7 Graphynes for catalysis

We now review some of the applications of GYs in the area of catalysis. First-principles calculations have been performed on various pristine and doped GYs to design optimal catalysts for reactions such as oxygen reduction reaction, oxygen evolution reaction, CO oxidation etc. Experiments along these lines are only beginning to emerge. The rate of an oxygen reduction reaction (ORR) in fuel cells is usually improved by using Pt-based catalysts. However, there are several limitations for Pt catalysts and hence other alternatives are widely being researched.^155,156 Out of these, carbon-based catalysts are of greater interest because of their ease of availability. Doped graphene and CNTs have shown good ORR electrocatalytic activity.^157–160 The improved catalytic activity is due to the positive charges on the doped systems. Since pristine graphene has no such positive charges, it does not show any catalytic activity. In contrast to graphene, GYs have uneven charge distribution, making them an excellent choice for the catalysis of ORR.¹⁶¹ GYs are expected to show better catalytic activity than doped graphene and CNTs because they have a large number of positively charged sites for catalysis. Using DFT calculations, Wu et al. reported the electrocatalytic activity of α-GY-1 for ORRs in acidic fuel cells.¹⁶¹ In an acidic fuel cell, there are two possible pathways for the first electron transfer in the ORR process. One is the adsorption of OOH⁺ on α-GY-1 and the other is the direct adsorption of O₂ on α-GY-1, which then reacts with an H⁺ to form OOH⁺. Adsorption of OOH⁺ is a more favourable process than that of O₂. The next H⁺ may move to the O atom bound to the C atom (path I) or the oxygen bound to the H atom (path II). Fig. 7a shows the adsorption energy differences between the reactants and the products for each step and as we can see from the figure, path I is more favourable compared to path II. Thus, α-GY-1 proves to be an excellent catalyst for the ORR process that happens via a 4-electron pathway, which includes an O–O bond breakage and formation of a H₂O molecule.

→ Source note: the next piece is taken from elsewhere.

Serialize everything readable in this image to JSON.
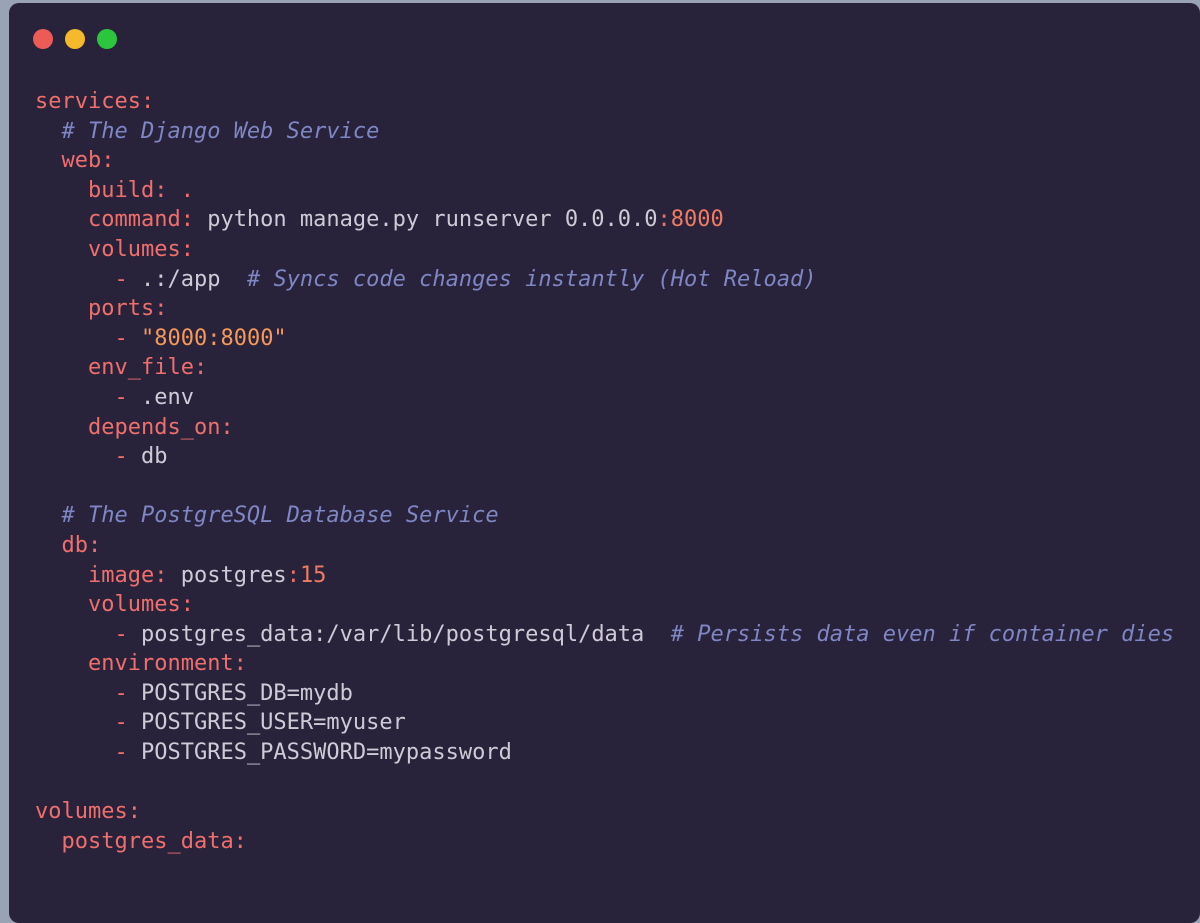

Fig. 7 Illustrations of GY-catalyzed reactions: (a) energy differences between reaction intermediates (via path I and path II) of the α-GY-catalyzed ORR. (b and c) The first and second steps of CO oxidation catalyzed by γ-GY-supported Fe atom. (d) Free energy plot for the OER on B-doped γ-GY. Part (a) is reproduced from ref. 161 with permission from the American Chemical Society. Parts (b) and (c) are reproduced from ref. 162 with permissions from the Royal Society of Chemistry. Part (d) is reproduced from ref. 163 with permission from the Elsevier.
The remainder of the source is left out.